After nearly a year of interest rate hikes designed to fight inflation, rents in Canada are going up, and food costs remain stubbornly high. And while they might have helped in the summer of last year, interest rate hikes are now actually increasing inflation.

The Bank of Canada’s target is to bring inflation down to two per cent, but its strategy to achieve this with higher interest rates is failing on two major counts: it does nothing to lower the cost of everyday necessities like groceries or gas, and it’s leading to higher inflation in housing-related prices.

The Bank of Canada has done research on which expenditures are impacted when interest rates rise. It concludes that some areas, like housing, are heavily impacted, but most areas, like groceries and gas prices, aren’t.

The areas impacted are those you need debt to buy, like a house, and when interest rates rise, you feel it in higher mortgage interest rates. But we don’t buy things like food and gas with a mortgage, so interest rate hikes have no effect. For instance, the bank study predicts that with the hikes we’ve experienced so far, we’d expect to see a 0.04 per cent increase in grocery store spending since we don’t buy groceries with debt impacted by interest rates.

From research to practice, here’s what’s happening to prices captured in the Consumer Price Index (CPI):

Higher interest rates have the biggest impact on four key costs: housing prices, real estate commissions, mortgage interest costs and rent. Higher interest rates push the first two down, decreasing inflation, but push the second two up, increasing inflation. The net impact is that inflation decreased between April and September 2022 but increased between September and December.

To date, the only impact of rising interest rates has been to decrease the price of homes and real estate commissions.
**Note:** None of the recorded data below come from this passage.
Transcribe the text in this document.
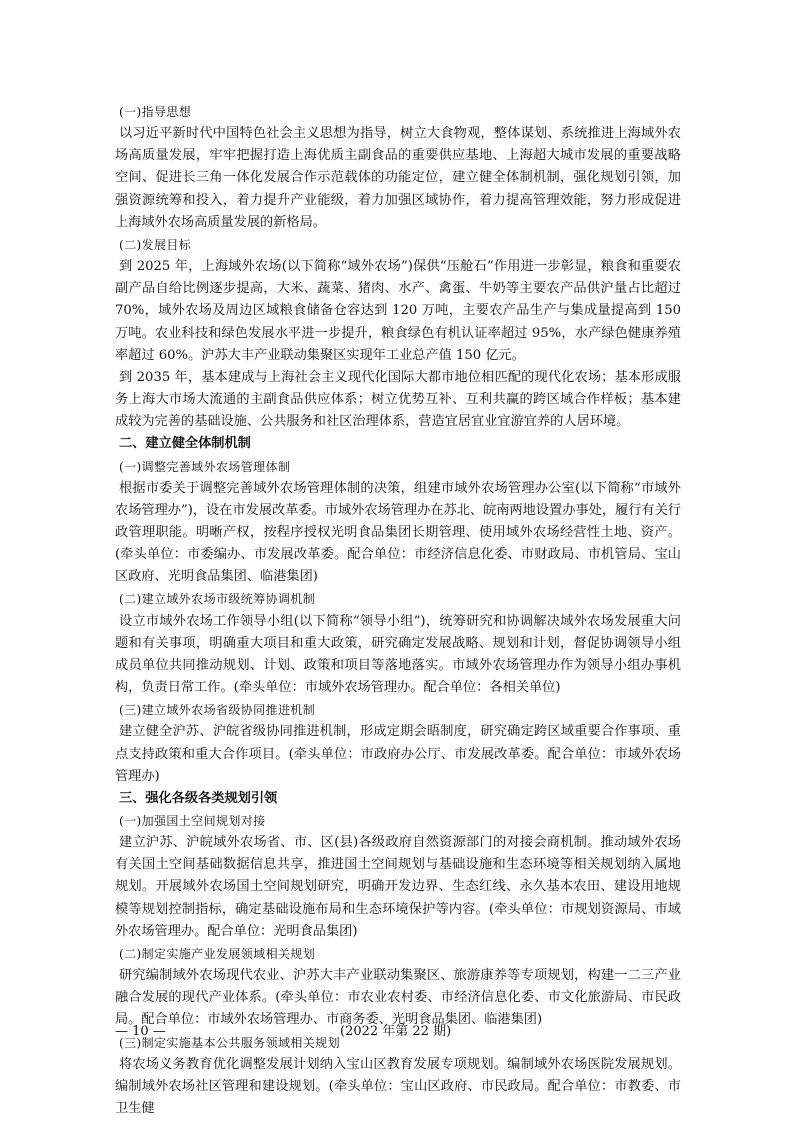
(一)指导思想

以习近平新时代中国特色社会主义思想为指导，树立大食物观，整体谋划、系统推进上海域外农场高质量发展，牢牢把握打造上海优质主副食品的重要供应基地、上海超大城市发展的重要战略空间、促进长三角一体化发展合作示范载体的功能定位，建立健全体制机制，强化规划引领，加强资源统筹和投入，着力提升产业能级，着力加强区域协作，着力提高管理效能，努力形成促进上海域外农场高质量发展的新格局。

(二)发展目标

到 2025 年，上海域外农场(以下简称“域外农场”)保供“压舱石”作用进一步彰显，粮食和重要农副产品自给比例逐步提高，大米、蔬菜、猪肉、水产、禽蛋、牛奶等主要农产品供沪量占比超过 70%，域外农场及周边区域粮食储备仓容达到 120 万吨，主要农产品生产与集成量提高到 150 万吨。农业科技和绿色发展水平进一步提升，粮食绿色有机认证率超过 95%，水产绿色健康养殖率超过 60%。沪苏大丰产业联动集聚区实现年工业总产值 150 亿元。

到 2035 年，基本建成与上海社会主义现代化国际大都市地位相匹配的现代化农场；基本形成服务上海大市场大流通的主副食品供应体系；树立优势互补、互利共赢的跨区域合作样板；基本建成较为完善的基础设施、公共服务和社区治理体系，营造宜居宜业宜游宜养的人居环境。

二、建立健全体制机制

(一)调整完善域外农场管理体制

根据市委关于调整完善域外农场管理体制的决策，组建市域外农场管理办公室(以下简称“市域外农场管理办”)，设在市发展改革委。市域外农场管理办在苏北、皖南两地设置办事处，履行有关行政管理职能。明晰产权，按程序授权光明食品集团长期管理、使用域外农场经营性土地、资产。(牵头单位：市委编办、市发展改革委。配合单位：市经济信息化委、市财政局、市机管局、宝山区政府、光明食品集团、临港集团)

(二)建立域外农场市级统筹协调机制

设立市域外农场工作领导小组(以下简称“领导小组”)，统筹研究和协调解决域外农场发展重大问题和有关事项，明确重大项目和重大政策，研究确定发展战略、规划和计划，督促协调领导小组成员单位共同推动规划、计划、政策和项目等落地落实。市域外农场管理办作为领导小组办事机构，负责日常工作。(牵头单位：市域外农场管理办。配合单位：各相关单位)

(三)建立域外农场省级协同推进机制

建立健全沪苏、沪皖省级协同推进机制，形成定期会晤制度，研究确定跨区域重要合作事项、重点支持政策和重大合作项目。(牵头单位：市政府办公厅、市发展改革委。配合单位：市域外农场管理办)

三、强化各级各类规划引领

(一)加强国土空间规划对接

建立沪苏、沪皖域外农场省、市、区(县)各级政府自然资源部门的对接会商机制。推动域外农场有关国土空间基础数据信息共享，推进国土空间规划与基础设施和生态环境等相关规划纳入属地规划。开展域外农场国土空间规划研究，明确开发边界、生态红线、永久基本农田、建设用地规模等规划控制指标，确定基础设施布局和生态环境保护等内容。(牵头单位：市规划资源局、市域外农场管理办。配合单位：光明食品集团)

(二)制定实施产业发展领域相关规划

研究编制域外农场现代农业、沪苏大丰产业联动集聚区、旅游康养等专项规划，构建一二三产业融合发展的现代产业体系。(牵头单位：市农业农村委、市经济信息化委、市文化旅游局、市民政局。配合单位：市域外农场管理办、市商务委、光明食品集团、临港集团)

(三)制定实施基本公共服务领域相关规划

将农场义务教育优化调整发展计划纳入宝山区教育发展专项规划。编制域外农场医院发展规划。编制域外农场社区管理和建设规划。(牵头单位：宝山区政府、市民政局。配合单位：市教委、市卫生健

— 10 —	(2022 年第 22 期)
But even within the housing sector, the high cost of rent and rising mortgage interest rate costs are now completely offsetting that impact.

Bottom line: Overall, the data shows that interest rate hikes are now increasing inflation, not decreasing it.

Interest rate hikes have an obvious impact on the mortgage interest that people pay, but what’s less understood is the devastating impact those hikes are having on rent.

In November 2022, after eight months of rate hikes, rent inflation in Canada hit its highest point in over 30 years. This spike in rental prices has been driven by landlords passing on higher mortgage costs to tenants and tenants staying in rentals longer since home buying is too expensive.

Overall, rent, home prices, mortgage interest costs and real estate commissions added 1.3 percentage points to inflation in September 2022 and 1.4 percentage points by December 2022. Higher interest rates decrease home prices and commissions but increase rent and mortgage interest costs.

We need to lower house prices and rent inflation in Canada without increasing mortgage costs. This can be done in a number of ways that do not involve interest rate hikes: for example, by tightening mortgage rules for real estate investors, by stopping sweetheart tax deals for REITs buying up apartments, and by beefing up provincial rent controls to keep rents from increasing rapidly.

Interest rate increases are putting chronic stress on many Canadian households and it’s not even working to decrease inflation. So why is the Bank of Canada persisting with a failing policy rather than reversing course?

David Macdonald is a senior economist with the Canadian Centre for Policy Alternatives.